Димитрий лежал на боку, отвернувшись лицом к стене, где штукатурка была холодная, чуть влажная, шершаво-замерзшая. Щекой он прижался к этому ледяному пятну, и стало чуть легче — холод стягивал все мысли, делал их одинаковыми, не такими острыми. Под рубашкой, прямо у сердца, лежала ладанка — маленький мешочек, тёплый от тела, пахнущий полынью и чем-то своим. Он нащупал её пальцами, осторожно провёл по грубой ткани, стиснул в кулаке, будто это была его единственная защита от ночи, от сиротства, от того, что сидело где-то во тьме и не дремало вместе с ними.
— Эй, ты чего не спишь? — шепнул сверху сосед, старший парень с прозвищем Птица.
Голос у него был сиплый, привычный к ночным разговорам, будто жил не здесь, а где-то на вокзале, между полуночными поездами.
— Не хочу, — ответил Димитрий так тихо, что слова почти затерялись в хлопьях одеяла.
— Ну, конечно, — Птица зевнул, долго, со скрипом, так что даже койка качнулась. — Тут никто не хочет. Но спят все, как миленькие. Уснёшь — не заметишь, как утро, — в голосе его было что-то странно успокаивающее, почти заботливое.
— Мне не холодно, — сказал Димитрий чуть громче, но всё равно почти шёпотом.
— А я тебя не спрашивал, холодно тебе или нет, — фыркнул Птица, ворочаясь, устраиваясь удобнее. — Ты вечно молчишь, будто не с нами, — он уткнулся лицом в подушку, на секунду замолчал, потом снова повернулся: — Что, важный?

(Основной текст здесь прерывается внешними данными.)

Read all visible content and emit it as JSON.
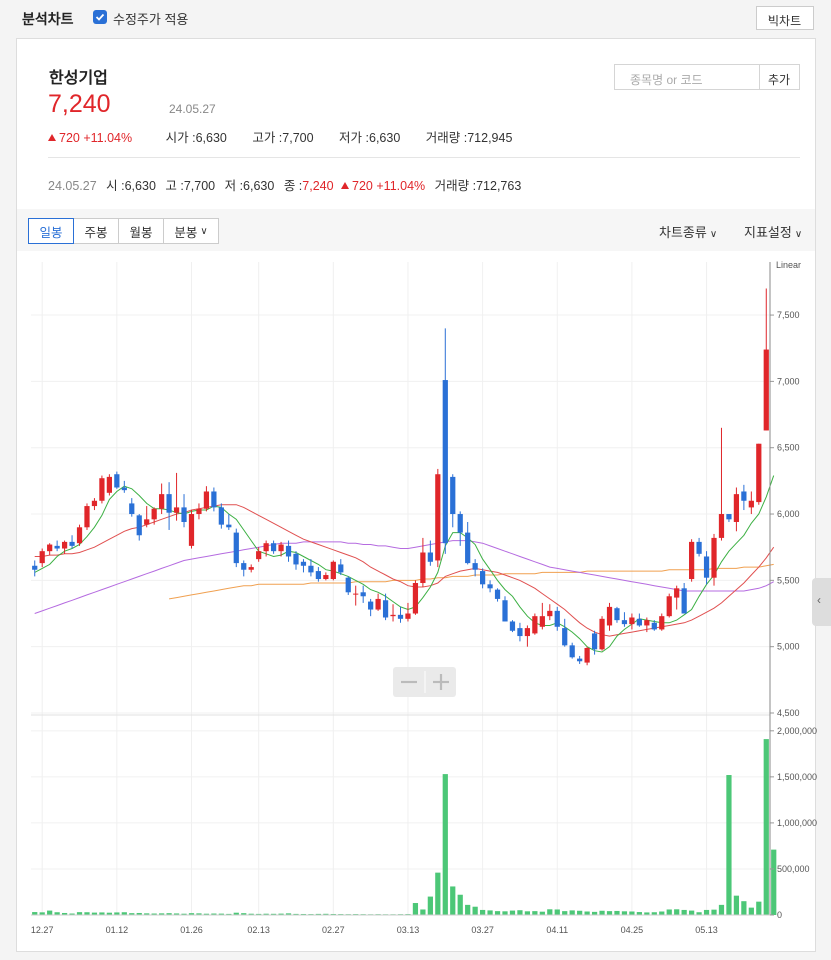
{
  "header": {
    "title": "분석차트",
    "adjusted_price_label": "수정주가 적용",
    "adjusted_price_checked": true,
    "big_chart_label": "빅차트"
  },
  "stock": {
    "name": "한성기업",
    "price": "7,240",
    "date": "24.05.27",
    "change": "720",
    "change_pct": "+11.04%",
    "open_label": "시가 :",
    "open": "6,630",
    "high_label": "고가 :",
    "high": "7,700",
    "low_label": "저가 :",
    "low": "6,630",
    "volume_label": "거래량 :",
    "volume": "712,945"
  },
  "search": {
    "placeholder": "종목명 or 코드",
    "add_label": "추가"
  },
  "ohlc_row": {
    "date": "24.05.27",
    "open_label": "시 :",
    "open": "6,630",
    "high_label": "고 :",
    "high": "7,700",
    "low_label": "저 :",
    "low": "6,630",
    "close_label": "종 :",
    "close": "7,240",
    "change": "720",
    "change_pct": "+11.04%",
    "volume_label": "거래량 :",
    "volume": "712,763"
  },
  "toolbar": {
    "tabs": [
      "일봉",
      "주봉",
      "월봉",
      "분봉"
    ],
    "active_tab": 0,
    "chart_type_label": "차트종류",
    "indicator_label": "지표설정"
  },
  "colors": {
    "up": "#e0262a",
    "down": "#2a70d6",
    "ma5": "#3cb043",
    "ma20": "#e05050",
    "ma60": "#b56be0",
    "ma120": "#f0a050",
    "volume": "#4cc777"
  },
  "chart_data": {
    "type": "candlestick",
    "scale_label": "Linear",
    "price_ticks": [
      4500,
      5000,
      5500,
      6000,
      6500,
      7000,
      7500
    ],
    "price_tick_labels": [
      "4,500",
      "5,000",
      "5,500",
      "6,000",
      "6,500",
      "7,000",
      "7,500"
    ],
    "price_range": [
      4500,
      7900
    ],
    "volume_ticks": [
      0,
      500000,
      1000000,
      1500000,
      2000000
    ],
    "volume_tick_labels": [
      "0",
      "500,000",
      "1,000,000",
      "1,500,000",
      "2,000,000"
    ],
    "volume_range": [
      0,
      2150000
    ],
    "x_tick_labels": [
      {
        "label": "12.27",
        "index": 1
      },
      {
        "label": "01.12",
        "index": 11
      },
      {
        "label": "01.26",
        "index": 21
      },
      {
        "label": "02.13",
        "index": 30
      },
      {
        "label": "02.27",
        "index": 40
      },
      {
        "label": "03.13",
        "index": 50
      },
      {
        "label": "03.27",
        "index": 60
      },
      {
        "label": "04.11",
        "index": 70
      },
      {
        "label": "04.25",
        "index": 80
      },
      {
        "label": "05.13",
        "index": 90
      }
    ],
    "candles": [
      [
        5610,
        5650,
        5530,
        5580
      ],
      [
        5630,
        5740,
        5600,
        5720
      ],
      [
        5720,
        5780,
        5690,
        5770
      ],
      [
        5760,
        5800,
        5720,
        5740
      ],
      [
        5740,
        5800,
        5700,
        5790
      ],
      [
        5790,
        5840,
        5740,
        5760
      ],
      [
        5780,
        5920,
        5760,
        5900
      ],
      [
        5900,
        6080,
        5880,
        6060
      ],
      [
        6060,
        6120,
        6030,
        6100
      ],
      [
        6100,
        6290,
        6080,
        6270
      ],
      [
        6160,
        6300,
        6140,
        6280
      ],
      [
        6300,
        6320,
        6190,
        6200
      ],
      [
        6200,
        6250,
        6160,
        6180
      ],
      [
        6080,
        6120,
        5980,
        6000
      ],
      [
        5990,
        6000,
        5800,
        5840
      ],
      [
        5920,
        6060,
        5900,
        5960
      ],
      [
        5960,
        6050,
        5920,
        6040
      ],
      [
        6040,
        6230,
        6000,
        6150
      ],
      [
        6150,
        6240,
        5880,
        6010
      ],
      [
        6010,
        6310,
        5950,
        6050
      ],
      [
        6050,
        6150,
        5900,
        5940
      ],
      [
        5760,
        6030,
        5740,
        6000
      ],
      [
        6000,
        6080,
        5960,
        6040
      ],
      [
        6040,
        6210,
        6020,
        6170
      ],
      [
        6170,
        6200,
        6020,
        6050
      ],
      [
        6050,
        6080,
        5890,
        5920
      ],
      [
        5920,
        6000,
        5880,
        5900
      ],
      [
        5860,
        5890,
        5600,
        5630
      ],
      [
        5630,
        5650,
        5530,
        5580
      ],
      [
        5580,
        5620,
        5560,
        5600
      ],
      [
        5660,
        5750,
        5640,
        5720
      ],
      [
        5720,
        5800,
        5680,
        5780
      ],
      [
        5780,
        5800,
        5700,
        5720
      ],
      [
        5720,
        5790,
        5680,
        5770
      ],
      [
        5760,
        5800,
        5640,
        5680
      ],
      [
        5700,
        5720,
        5580,
        5620
      ],
      [
        5640,
        5660,
        5560,
        5610
      ],
      [
        5610,
        5660,
        5530,
        5560
      ],
      [
        5570,
        5600,
        5490,
        5510
      ],
      [
        5510,
        5560,
        5500,
        5540
      ],
      [
        5510,
        5650,
        5500,
        5640
      ],
      [
        5620,
        5660,
        5540,
        5560
      ],
      [
        5520,
        5530,
        5390,
        5410
      ],
      [
        5400,
        5460,
        5310,
        5400
      ],
      [
        5410,
        5460,
        5330,
        5380
      ],
      [
        5340,
        5360,
        5230,
        5280
      ],
      [
        5280,
        5400,
        5270,
        5360
      ],
      [
        5350,
        5400,
        5200,
        5220
      ],
      [
        5230,
        5320,
        5190,
        5240
      ],
      [
        5240,
        5300,
        5180,
        5210
      ],
      [
        5210,
        5330,
        5190,
        5250
      ],
      [
        5250,
        5500,
        5240,
        5480
      ],
      [
        5480,
        5820,
        5450,
        5710
      ],
      [
        5710,
        5800,
        5610,
        5640
      ],
      [
        5650,
        6340,
        5600,
        6300
      ],
      [
        7010,
        7400,
        5700,
        5780
      ],
      [
        6280,
        6300,
        5900,
        6000
      ],
      [
        6000,
        6020,
        5760,
        5860
      ],
      [
        5860,
        5940,
        5620,
        5630
      ],
      [
        5630,
        5660,
        5530,
        5580
      ],
      [
        5570,
        5590,
        5440,
        5470
      ],
      [
        5470,
        5500,
        5410,
        5440
      ],
      [
        5430,
        5440,
        5340,
        5360
      ],
      [
        5350,
        5380,
        5190,
        5190
      ],
      [
        5190,
        5200,
        5110,
        5120
      ],
      [
        5140,
        5180,
        5040,
        5080
      ],
      [
        5080,
        5160,
        5000,
        5140
      ],
      [
        5100,
        5250,
        5090,
        5230
      ],
      [
        5150,
        5330,
        5130,
        5230
      ],
      [
        5230,
        5320,
        5200,
        5270
      ],
      [
        5270,
        5300,
        5120,
        5150
      ],
      [
        5140,
        5210,
        5000,
        5010
      ],
      [
        5010,
        5030,
        4910,
        4920
      ],
      [
        4910,
        4930,
        4870,
        4890
      ],
      [
        4880,
        5000,
        4860,
        4990
      ],
      [
        5100,
        5120,
        4940,
        4980
      ],
      [
        4980,
        5230,
        4970,
        5210
      ],
      [
        5160,
        5330,
        5120,
        5300
      ],
      [
        5290,
        5300,
        5180,
        5200
      ],
      [
        5200,
        5260,
        5150,
        5170
      ],
      [
        5170,
        5250,
        5130,
        5220
      ],
      [
        5210,
        5250,
        5150,
        5160
      ],
      [
        5160,
        5220,
        5110,
        5200
      ],
      [
        5180,
        5200,
        5120,
        5130
      ],
      [
        5130,
        5250,
        5120,
        5230
      ],
      [
        5230,
        5400,
        5220,
        5380
      ],
      [
        5370,
        5460,
        5280,
        5440
      ],
      [
        5440,
        5480,
        5250,
        5250
      ],
      [
        5510,
        5810,
        5490,
        5790
      ],
      [
        5790,
        5820,
        5680,
        5700
      ],
      [
        5680,
        5720,
        5470,
        5520
      ],
      [
        5520,
        5850,
        5460,
        5820
      ],
      [
        5820,
        6650,
        5800,
        6000
      ],
      [
        6000,
        6000,
        5940,
        5960
      ],
      [
        5940,
        6200,
        5870,
        6150
      ],
      [
        6170,
        6220,
        6030,
        6100
      ],
      [
        6050,
        6170,
        6000,
        6100
      ],
      [
        6090,
        6530,
        6070,
        6530
      ],
      [
        6630,
        7700,
        6630,
        7240
      ]
    ],
    "volumes": [
      32000,
      29000,
      48000,
      30000,
      22000,
      16000,
      31000,
      30000,
      26000,
      28000,
      25000,
      28000,
      30000,
      20000,
      22000,
      18000,
      16000,
      18000,
      20000,
      17000,
      14000,
      20000,
      18000,
      14000,
      16000,
      15000,
      12000,
      25000,
      20000,
      14000,
      12000,
      14000,
      13000,
      15000,
      18000,
      12000,
      11000,
      10000,
      12000,
      13000,
      11000,
      10000,
      9000,
      10000,
      9000,
      8000,
      9000,
      8000,
      8000,
      9000,
      10000,
      130000,
      60000,
      200000,
      460000,
      1530000,
      310000,
      220000,
      110000,
      90000,
      55000,
      50000,
      42000,
      40000,
      48000,
      52000,
      40000,
      42000,
      36000,
      62000,
      60000,
      42000,
      50000,
      46000,
      38000,
      34000,
      46000,
      42000,
      44000,
      40000,
      38000,
      32000,
      28000,
      30000,
      38000,
      60000,
      62000,
      55000,
      48000,
      30000,
      55000,
      58000,
      110000,
      1520000,
      210000,
      150000,
      80000,
      145000,
      1910000,
      710000
    ],
    "moving_averages": {
      "ma5": [
        5560,
        5590,
        5620,
        5680,
        5720,
        5740,
        5770,
        5830,
        5900,
        5990,
        6110,
        6170,
        6210,
        6190,
        6140,
        6080,
        6040,
        6040,
        6030,
        6010,
        6000,
        6020,
        6030,
        6030,
        6060,
        6050,
        6000,
        5960,
        5880,
        5800,
        5720,
        5700,
        5680,
        5690,
        5720,
        5710,
        5680,
        5650,
        5620,
        5580,
        5570,
        5550,
        5530,
        5500,
        5470,
        5430,
        5410,
        5380,
        5340,
        5300,
        5280,
        5300,
        5370,
        5450,
        5560,
        5760,
        5860,
        5860,
        5820,
        5770,
        5660,
        5580,
        5500,
        5430,
        5380,
        5300,
        5230,
        5180,
        5160,
        5160,
        5180,
        5150,
        5110,
        5060,
        5000,
        4970,
        4960,
        5000,
        5080,
        5130,
        5170,
        5210,
        5200,
        5190,
        5180,
        5180,
        5200,
        5240,
        5280,
        5380,
        5470,
        5540,
        5640,
        5720,
        5780,
        5840,
        5930,
        6000,
        6130,
        6290
      ],
      "ma20": [
        5680,
        5680,
        5690,
        5690,
        5700,
        5700,
        5710,
        5730,
        5750,
        5780,
        5810,
        5840,
        5870,
        5890,
        5900,
        5920,
        5940,
        5960,
        5980,
        6000,
        6010,
        6030,
        6040,
        6050,
        6060,
        6070,
        6070,
        6070,
        6050,
        6020,
        5990,
        5960,
        5930,
        5900,
        5870,
        5840,
        5810,
        5790,
        5770,
        5750,
        5730,
        5710,
        5690,
        5670,
        5640,
        5600,
        5570,
        5540,
        5510,
        5490,
        5460,
        5450,
        5450,
        5460,
        5480,
        5530,
        5550,
        5570,
        5580,
        5590,
        5580,
        5570,
        5560,
        5540,
        5520,
        5500,
        5470,
        5440,
        5400,
        5360,
        5320,
        5280,
        5230,
        5180,
        5140,
        5110,
        5090,
        5080,
        5090,
        5100,
        5110,
        5120,
        5130,
        5140,
        5150,
        5160,
        5170,
        5180,
        5200,
        5230,
        5260,
        5290,
        5330,
        5380,
        5430,
        5480,
        5540,
        5600,
        5670,
        5750
      ],
      "ma60": [
        5250,
        5270,
        5290,
        5310,
        5330,
        5350,
        5370,
        5390,
        5410,
        5430,
        5450,
        5470,
        5490,
        5510,
        5530,
        5550,
        5570,
        5590,
        5610,
        5630,
        5650,
        5660,
        5670,
        5680,
        5690,
        5700,
        5710,
        5720,
        5730,
        5740,
        5750,
        5760,
        5770,
        5780,
        5780,
        5780,
        5790,
        5790,
        5790,
        5790,
        5790,
        5790,
        5780,
        5780,
        5770,
        5770,
        5760,
        5760,
        5750,
        5740,
        5740,
        5750,
        5760,
        5770,
        5780,
        5790,
        5800,
        5800,
        5800,
        5790,
        5780,
        5760,
        5740,
        5720,
        5700,
        5680,
        5660,
        5640,
        5620,
        5600,
        5590,
        5580,
        5570,
        5560,
        5550,
        5540,
        5530,
        5520,
        5510,
        5500,
        5490,
        5480,
        5470,
        5460,
        5450,
        5440,
        5430,
        5420,
        5420,
        5420,
        5420,
        5420,
        5420,
        5420,
        5420,
        5420,
        5430,
        5440,
        5460,
        5490
      ],
      "ma120": [
        null,
        null,
        null,
        null,
        null,
        null,
        null,
        null,
        null,
        null,
        null,
        null,
        null,
        null,
        null,
        null,
        null,
        null,
        5360,
        5370,
        5380,
        5390,
        5400,
        5410,
        5420,
        5430,
        5440,
        5450,
        5460,
        5460,
        5470,
        5470,
        5470,
        5470,
        5470,
        5470,
        5470,
        5480,
        5480,
        5480,
        5480,
        5480,
        5480,
        5490,
        5490,
        5490,
        5490,
        5490,
        5500,
        5500,
        5500,
        5500,
        5510,
        5510,
        5520,
        5520,
        5530,
        5530,
        5530,
        5540,
        5540,
        5540,
        5540,
        5550,
        5550,
        5550,
        5550,
        5550,
        5560,
        5560,
        5560,
        5560,
        5560,
        5560,
        5570,
        5570,
        5570,
        5570,
        5570,
        5570,
        5570,
        5570,
        5570,
        5570,
        5570,
        5580,
        5580,
        5580,
        5580,
        5580,
        5580,
        5590,
        5590,
        5590,
        5590,
        5600,
        5600,
        5600,
        5610,
        5620
      ]
    }
  }
}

— Нет, — коротко, без раздражения.
— Тогда чего морду такую делаешь? Всегда ходишь тут, как будто что-то видишь. Не как мы.
— Ничего не вижу, — упрямо сказал Димитрий, но в голосе было что-то отстранённое.
— Врёшь, — с лёгкой усмешкой бросил Птица, будто между делом, без злобы.
Димитрий не стал отвечать. Он просто натянул одеяло до самого подбородка, спрятался с головой, оставив только макушку на подушке. Ладанка под рубашкой вдруг стала такой тяжёлой, будто это не мешочек, а целый камень. Он сжал её ещё крепче и, зажмурившись, постарался не думать ни о комнате, ни о Птице, ни о том, что ждет за этими стенами — только бы ночь прошла быстрее.
— У него, говорят, мать живая, — донёсся шёпот с другой койки, глухой, настороженный. — Приходила к нему недавно.
— Да ну, ври больше, — фыркнул голос с другого конца спальни, где под самым окном кровать скрипела на каждое движение. — Всех тут матерей давно нет. Кого в войну, кого после...
— А я видел, — упрямо возразил первый, будто хотел доказать не столько другим, сколько самому себе. — Сама его привела. Отдала, ещё в сорок каком-то.
— Тебе лет-то сколько было, чтоб помнить? — лениво вставил Птица, перекатываясь на бок. — Сказочники...
— Не я — старшие говорили. Слышал, как шептались ночью. Её потом забрали куда-то. В город, кажется. Или ещё дальше.
— В Орден, — вдруг глухо проговорил кто-то из темноты, так тихо, что сначала показалось — послышалось.
— В какой ещё Орден? — Птица хмыкнул, но голос его прозвучал неуверенно, чуть сдавленно.
— Хранителей, — тот же голос, тонкий, будто скользящий по полу, повторил, и слова его легли в тишину, как холодная вода. — Они детей ищут. Особых.
Смех в комнате сразу оборвался. Повисла такая тишина, что даже дыхание казалось слишком громким. Пальцы где-то зашуршали по одеялу, кто-то перевернулся, и только после долгой паузы послышался сдавленный смешок — не столько от храбрости, сколько чтобы прогнать тревогу.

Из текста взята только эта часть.